À Paris, je sais que c’est pire ; on sait que rien n’était prêt pour la guerre, et on regarde comme un crime de ne l’avoir pas évitée ou retardée à tout prix. Je ne vous dis pas mon opinion personnelle : je n’en ai pas, ne sachant si la nécessité était absolue. Enfin l’empereur risquera plus en rentrant à Paris qu’en faisant face aux Prussiens.

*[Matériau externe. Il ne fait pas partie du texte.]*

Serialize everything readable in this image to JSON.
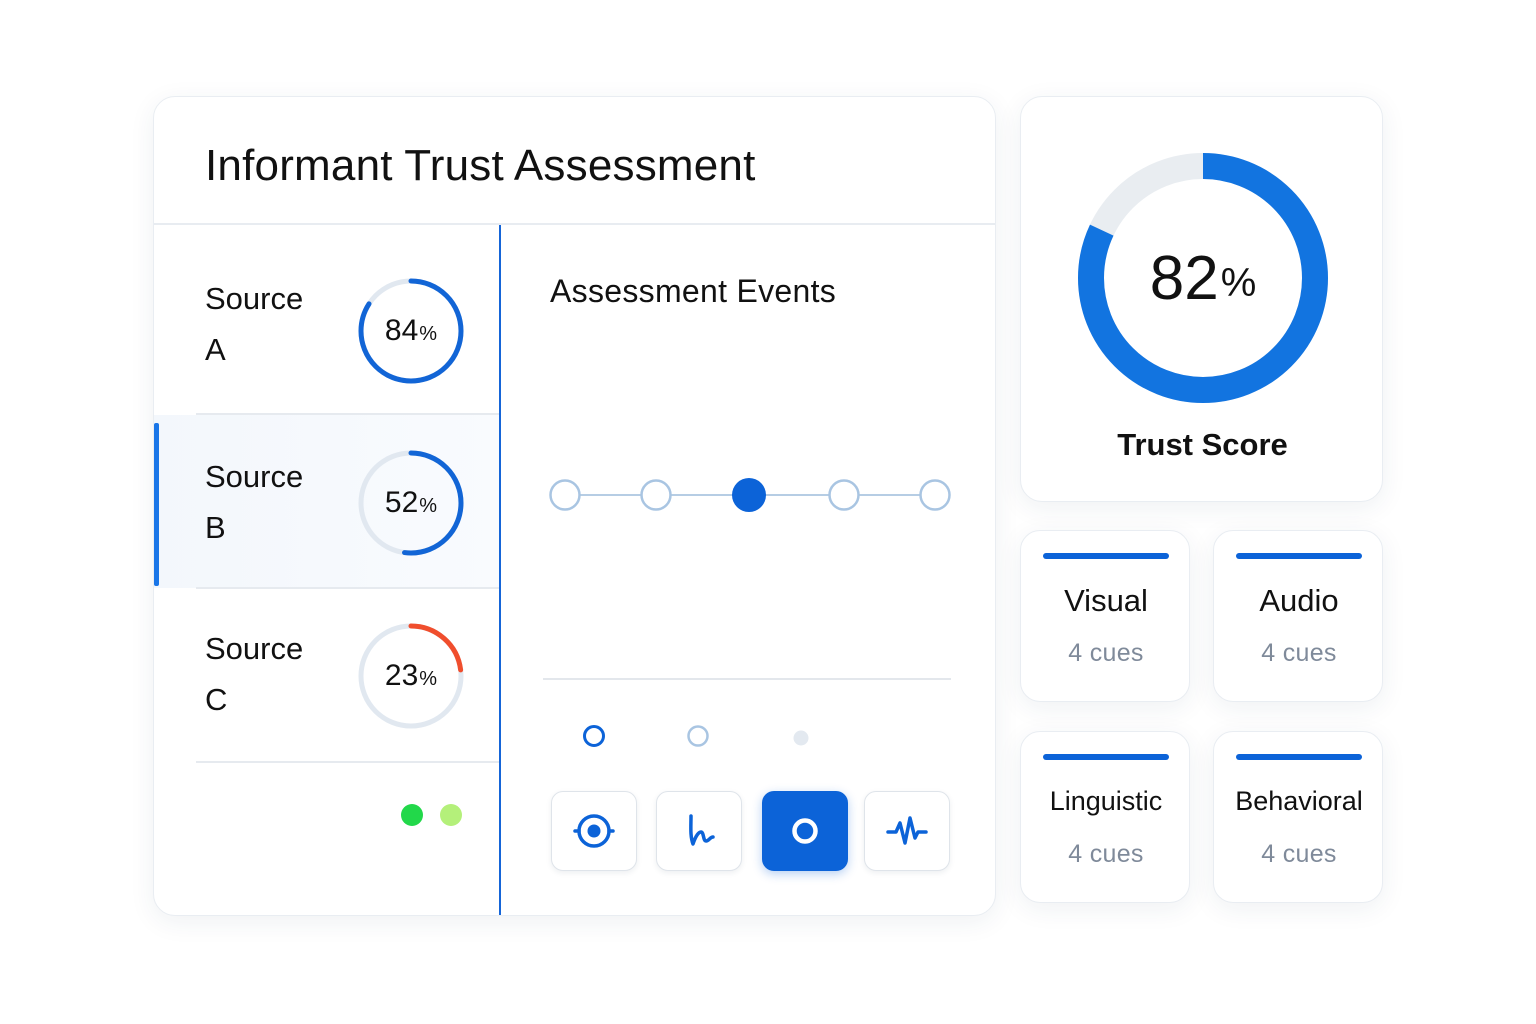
{
  "main": {
    "title": "Informant Trust Assessment",
    "sources": [
      {
        "line1": "Source",
        "line2": "A",
        "score": "84",
        "fraction": 0.84,
        "color": "#1265d6"
      },
      {
        "line1": "Source",
        "line2": "B",
        "score": "52",
        "fraction": 0.52,
        "color": "#1265d6",
        "selected": true
      },
      {
        "line1": "Source",
        "line2": "C",
        "score": "23",
        "fraction": 0.23,
        "color": "#f04e2d"
      }
    ],
    "percent_symbol": "%",
    "status_dots": [
      "#22d84a",
      "#b4f07a"
    ],
    "events": {
      "title": "Assessment Events",
      "timeline_count": 5,
      "timeline_active_index": 2,
      "tools": [
        {
          "icon": "target-icon",
          "active": false
        },
        {
          "icon": "signature-icon",
          "active": false
        },
        {
          "icon": "record-icon",
          "active": true
        },
        {
          "icon": "waveform-icon",
          "active": false
        }
      ]
    }
  },
  "trust": {
    "value": "82",
    "fraction": 0.82,
    "label": "Trust Score"
  },
  "cues": [
    {
      "name": "Visual",
      "count": "4 cues"
    },
    {
      "name": "Audio",
      "count": "4 cues"
    },
    {
      "name": "Linguistic",
      "count": "4 cues"
    },
    {
      "name": "Behavioral",
      "count": "4 cues"
    }
  ],
  "colors": {
    "accent": "#0c63d8",
    "ring_track": "#e1e8f0",
    "muted_text": "#7f8a9a"
  }
}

Qu’allez-vous faire, vous ? Vous vous tiendrez devant l’ennemi tant qu’il le faudra ; mais après ? Je ne vous dis pas de me répondre, ce n’est pas la curiosité qui me fait vous interroger. Répondez-vous à vous-même ; mais sachez bien que la République va renaître et que rien ne pourra l’empêcher ; viable ou non, elle est dans tous les esprits, même quand elle devrait s’appeler d’un nom nouveau, j’ignore lequel.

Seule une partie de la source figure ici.